Our study was the first, to our knowledge, to prospectively recommend radiotherapy based on DCIS score without restricting eligibility by lesion size, nuclear grade, patient age, or other prognostic factors. For the DCIS score to be applied, patients needed to have pure DCIS verified on final surgical excision with 2 mm or greater of clear surgical margins; as a result, a small subpopulation of the study (n = 171) had radiotherapy recommendations based on DCIS score. Of these 171 patients, 82 (48.0%) were at low risk, of whom 75 (91.5%) were adherent with recommendations. These findings suggest that DCIS score can identify a significant fraction of patients who may avoid radiotherapy, with high patient acceptance, which could help address concerns related to overtreatment.
Strengths and Limitations
This trial has several strengths and limitations. Strengths included the prospective nature of the trial and the inclusion of multiple sites, including community practices and academic centers, with the only MRI requirement being that centers meet national accreditation standards as defined by the ACR. Unlike other studies9,12,13 designed to reduce overtreatment, this study did not restrict entry by DCIS features, such as nuclear grade, comedonecrosis, or estrogen receptor status.
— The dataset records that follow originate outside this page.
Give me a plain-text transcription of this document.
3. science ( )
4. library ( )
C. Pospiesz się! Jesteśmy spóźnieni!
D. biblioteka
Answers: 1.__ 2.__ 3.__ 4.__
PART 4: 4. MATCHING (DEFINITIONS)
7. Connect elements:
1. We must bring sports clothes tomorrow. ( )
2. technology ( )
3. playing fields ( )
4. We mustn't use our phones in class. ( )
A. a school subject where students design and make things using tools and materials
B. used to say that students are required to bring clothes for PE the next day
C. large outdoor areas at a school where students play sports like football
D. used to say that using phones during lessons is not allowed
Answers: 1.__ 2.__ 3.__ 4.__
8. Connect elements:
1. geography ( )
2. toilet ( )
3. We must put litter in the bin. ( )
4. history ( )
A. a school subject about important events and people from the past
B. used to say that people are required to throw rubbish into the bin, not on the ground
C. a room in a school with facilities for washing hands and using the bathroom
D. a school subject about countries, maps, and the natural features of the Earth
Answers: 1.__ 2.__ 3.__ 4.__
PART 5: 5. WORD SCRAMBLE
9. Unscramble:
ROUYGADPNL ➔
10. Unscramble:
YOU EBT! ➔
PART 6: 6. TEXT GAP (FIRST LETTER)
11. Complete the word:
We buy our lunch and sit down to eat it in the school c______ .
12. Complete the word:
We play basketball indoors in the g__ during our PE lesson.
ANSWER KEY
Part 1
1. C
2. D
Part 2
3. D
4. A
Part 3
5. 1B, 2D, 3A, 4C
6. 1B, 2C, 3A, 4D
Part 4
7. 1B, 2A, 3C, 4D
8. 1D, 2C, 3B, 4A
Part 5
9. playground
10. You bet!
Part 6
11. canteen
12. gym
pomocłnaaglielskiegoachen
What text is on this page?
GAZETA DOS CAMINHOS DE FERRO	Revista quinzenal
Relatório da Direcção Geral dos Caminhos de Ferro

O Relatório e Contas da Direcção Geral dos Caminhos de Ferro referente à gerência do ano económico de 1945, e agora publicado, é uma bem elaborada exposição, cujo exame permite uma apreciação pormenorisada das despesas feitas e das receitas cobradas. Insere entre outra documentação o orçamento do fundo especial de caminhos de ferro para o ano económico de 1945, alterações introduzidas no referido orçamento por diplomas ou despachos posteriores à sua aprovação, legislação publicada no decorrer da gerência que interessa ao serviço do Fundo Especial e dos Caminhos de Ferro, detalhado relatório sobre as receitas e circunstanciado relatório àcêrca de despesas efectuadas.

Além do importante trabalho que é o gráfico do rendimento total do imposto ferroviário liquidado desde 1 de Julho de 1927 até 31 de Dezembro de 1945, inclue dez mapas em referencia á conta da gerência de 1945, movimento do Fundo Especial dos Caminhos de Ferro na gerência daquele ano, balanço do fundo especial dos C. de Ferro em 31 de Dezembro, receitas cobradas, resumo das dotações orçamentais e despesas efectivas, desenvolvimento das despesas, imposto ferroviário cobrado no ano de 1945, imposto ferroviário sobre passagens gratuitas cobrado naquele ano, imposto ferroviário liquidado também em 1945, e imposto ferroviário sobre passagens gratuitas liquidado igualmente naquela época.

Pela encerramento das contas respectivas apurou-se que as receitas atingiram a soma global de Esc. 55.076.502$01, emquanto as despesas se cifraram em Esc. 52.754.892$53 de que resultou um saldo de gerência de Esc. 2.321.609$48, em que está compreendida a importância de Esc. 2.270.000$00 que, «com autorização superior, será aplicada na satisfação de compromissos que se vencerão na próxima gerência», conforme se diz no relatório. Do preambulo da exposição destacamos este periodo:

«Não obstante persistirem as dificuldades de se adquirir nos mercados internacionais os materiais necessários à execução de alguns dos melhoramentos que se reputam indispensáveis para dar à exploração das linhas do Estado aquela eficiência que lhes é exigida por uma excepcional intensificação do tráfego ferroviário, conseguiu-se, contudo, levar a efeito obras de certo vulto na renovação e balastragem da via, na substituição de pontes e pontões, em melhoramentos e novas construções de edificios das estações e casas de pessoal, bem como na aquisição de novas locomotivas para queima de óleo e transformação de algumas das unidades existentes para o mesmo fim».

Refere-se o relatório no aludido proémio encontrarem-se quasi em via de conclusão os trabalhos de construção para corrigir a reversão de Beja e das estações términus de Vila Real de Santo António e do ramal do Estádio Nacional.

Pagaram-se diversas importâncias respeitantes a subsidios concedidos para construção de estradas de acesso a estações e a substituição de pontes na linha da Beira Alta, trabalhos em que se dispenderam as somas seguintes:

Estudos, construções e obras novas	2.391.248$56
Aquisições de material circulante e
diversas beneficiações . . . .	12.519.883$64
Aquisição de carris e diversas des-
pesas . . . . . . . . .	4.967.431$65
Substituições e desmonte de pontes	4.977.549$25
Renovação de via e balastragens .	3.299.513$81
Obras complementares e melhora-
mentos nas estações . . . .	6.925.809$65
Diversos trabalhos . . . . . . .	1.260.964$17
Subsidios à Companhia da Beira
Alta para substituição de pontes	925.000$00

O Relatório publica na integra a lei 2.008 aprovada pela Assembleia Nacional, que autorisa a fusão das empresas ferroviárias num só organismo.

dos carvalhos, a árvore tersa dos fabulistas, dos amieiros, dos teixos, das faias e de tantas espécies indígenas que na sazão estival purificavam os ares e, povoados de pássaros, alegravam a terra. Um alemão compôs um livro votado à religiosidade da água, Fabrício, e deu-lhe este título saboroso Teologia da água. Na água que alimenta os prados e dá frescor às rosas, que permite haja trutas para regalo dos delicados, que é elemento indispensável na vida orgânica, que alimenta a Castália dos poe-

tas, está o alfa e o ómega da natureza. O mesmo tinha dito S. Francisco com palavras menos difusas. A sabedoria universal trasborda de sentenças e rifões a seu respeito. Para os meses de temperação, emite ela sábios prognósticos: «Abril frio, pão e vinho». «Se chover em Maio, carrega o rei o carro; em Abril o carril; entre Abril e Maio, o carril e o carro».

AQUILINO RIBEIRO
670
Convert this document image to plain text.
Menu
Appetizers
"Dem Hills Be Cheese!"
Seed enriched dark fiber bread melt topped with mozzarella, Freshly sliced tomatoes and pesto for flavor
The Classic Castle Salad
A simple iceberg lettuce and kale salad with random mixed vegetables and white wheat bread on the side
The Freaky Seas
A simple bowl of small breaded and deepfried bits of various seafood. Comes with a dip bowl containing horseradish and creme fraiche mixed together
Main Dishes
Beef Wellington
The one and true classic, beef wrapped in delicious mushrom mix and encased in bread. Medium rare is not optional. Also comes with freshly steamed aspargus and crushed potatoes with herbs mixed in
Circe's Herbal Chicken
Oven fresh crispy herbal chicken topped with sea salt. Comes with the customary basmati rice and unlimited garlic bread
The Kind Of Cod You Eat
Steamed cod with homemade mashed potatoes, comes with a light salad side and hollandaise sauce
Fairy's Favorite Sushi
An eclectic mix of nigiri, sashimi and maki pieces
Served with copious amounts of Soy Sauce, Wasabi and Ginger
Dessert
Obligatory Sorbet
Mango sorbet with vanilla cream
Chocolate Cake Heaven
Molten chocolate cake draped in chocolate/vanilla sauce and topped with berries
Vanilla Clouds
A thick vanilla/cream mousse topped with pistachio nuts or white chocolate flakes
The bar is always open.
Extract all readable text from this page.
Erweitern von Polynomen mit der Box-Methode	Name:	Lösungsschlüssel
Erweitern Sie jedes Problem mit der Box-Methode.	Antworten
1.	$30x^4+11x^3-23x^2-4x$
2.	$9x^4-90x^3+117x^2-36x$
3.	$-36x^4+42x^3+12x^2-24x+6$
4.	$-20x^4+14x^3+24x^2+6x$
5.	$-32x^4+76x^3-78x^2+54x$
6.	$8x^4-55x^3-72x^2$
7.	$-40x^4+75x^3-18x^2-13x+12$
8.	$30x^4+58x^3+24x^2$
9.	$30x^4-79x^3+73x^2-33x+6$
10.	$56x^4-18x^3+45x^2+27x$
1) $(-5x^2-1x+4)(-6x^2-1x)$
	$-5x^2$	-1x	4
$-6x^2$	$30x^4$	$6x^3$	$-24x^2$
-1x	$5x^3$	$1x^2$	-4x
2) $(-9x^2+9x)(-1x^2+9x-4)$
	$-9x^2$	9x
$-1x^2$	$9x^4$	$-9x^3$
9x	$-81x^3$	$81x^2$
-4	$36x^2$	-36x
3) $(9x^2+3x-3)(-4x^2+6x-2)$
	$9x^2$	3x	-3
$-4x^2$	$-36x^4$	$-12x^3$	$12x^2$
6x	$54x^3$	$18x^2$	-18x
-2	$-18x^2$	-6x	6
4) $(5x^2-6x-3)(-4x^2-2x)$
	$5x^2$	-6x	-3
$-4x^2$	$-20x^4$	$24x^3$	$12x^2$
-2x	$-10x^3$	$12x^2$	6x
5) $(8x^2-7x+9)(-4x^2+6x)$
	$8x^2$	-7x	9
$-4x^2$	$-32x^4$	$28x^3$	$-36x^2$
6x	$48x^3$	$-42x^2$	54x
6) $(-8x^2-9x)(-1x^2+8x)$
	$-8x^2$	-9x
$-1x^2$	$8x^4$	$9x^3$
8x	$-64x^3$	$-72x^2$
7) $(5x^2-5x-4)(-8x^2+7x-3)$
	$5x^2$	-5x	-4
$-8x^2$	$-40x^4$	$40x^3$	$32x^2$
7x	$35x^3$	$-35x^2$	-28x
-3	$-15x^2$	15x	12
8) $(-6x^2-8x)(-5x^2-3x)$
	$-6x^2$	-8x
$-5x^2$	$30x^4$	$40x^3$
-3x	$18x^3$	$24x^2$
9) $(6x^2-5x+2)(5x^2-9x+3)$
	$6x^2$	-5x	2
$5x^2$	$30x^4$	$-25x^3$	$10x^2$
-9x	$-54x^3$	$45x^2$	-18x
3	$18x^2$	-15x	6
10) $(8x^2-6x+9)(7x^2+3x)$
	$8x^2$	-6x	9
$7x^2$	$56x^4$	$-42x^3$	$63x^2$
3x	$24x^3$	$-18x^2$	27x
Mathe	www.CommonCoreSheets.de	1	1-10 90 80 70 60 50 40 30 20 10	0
Another unique strength was the evaluation of patient and surgeon values when assessing reasons for selecting mastectomy or breast conservation.
Limitations include the nonrandomized nature of the trial and the lack of information on recurrence rates at the time of this analysis. The former limitation is relevant to the precise association of MRI with surgical management, and the latter is relevant to assumptions that the recommended radiotherapy based on the DCIS score was the correct choice. In addition, our patient population did not include all patients with DCIS but rather patients with DCIS eligible for WLE. At entry, 80.6% of patients enrolled listed WLE as their preference for treatment and represent a patient group motivated to pursue WLE.
Conclusions
Among women with DCIS who were WLE candidates based on conventional imaging, multiple factors were associated with conversion to mastectomy. This trial may provide useful preliminary information required for designing a planned randomized clinical trial to determine the effect of MRI and DCIS score on surgical management, radiotherapy, overall resource utilization, and clinical outcomes, with the ultimate goal of achieving greater therapeutic precision.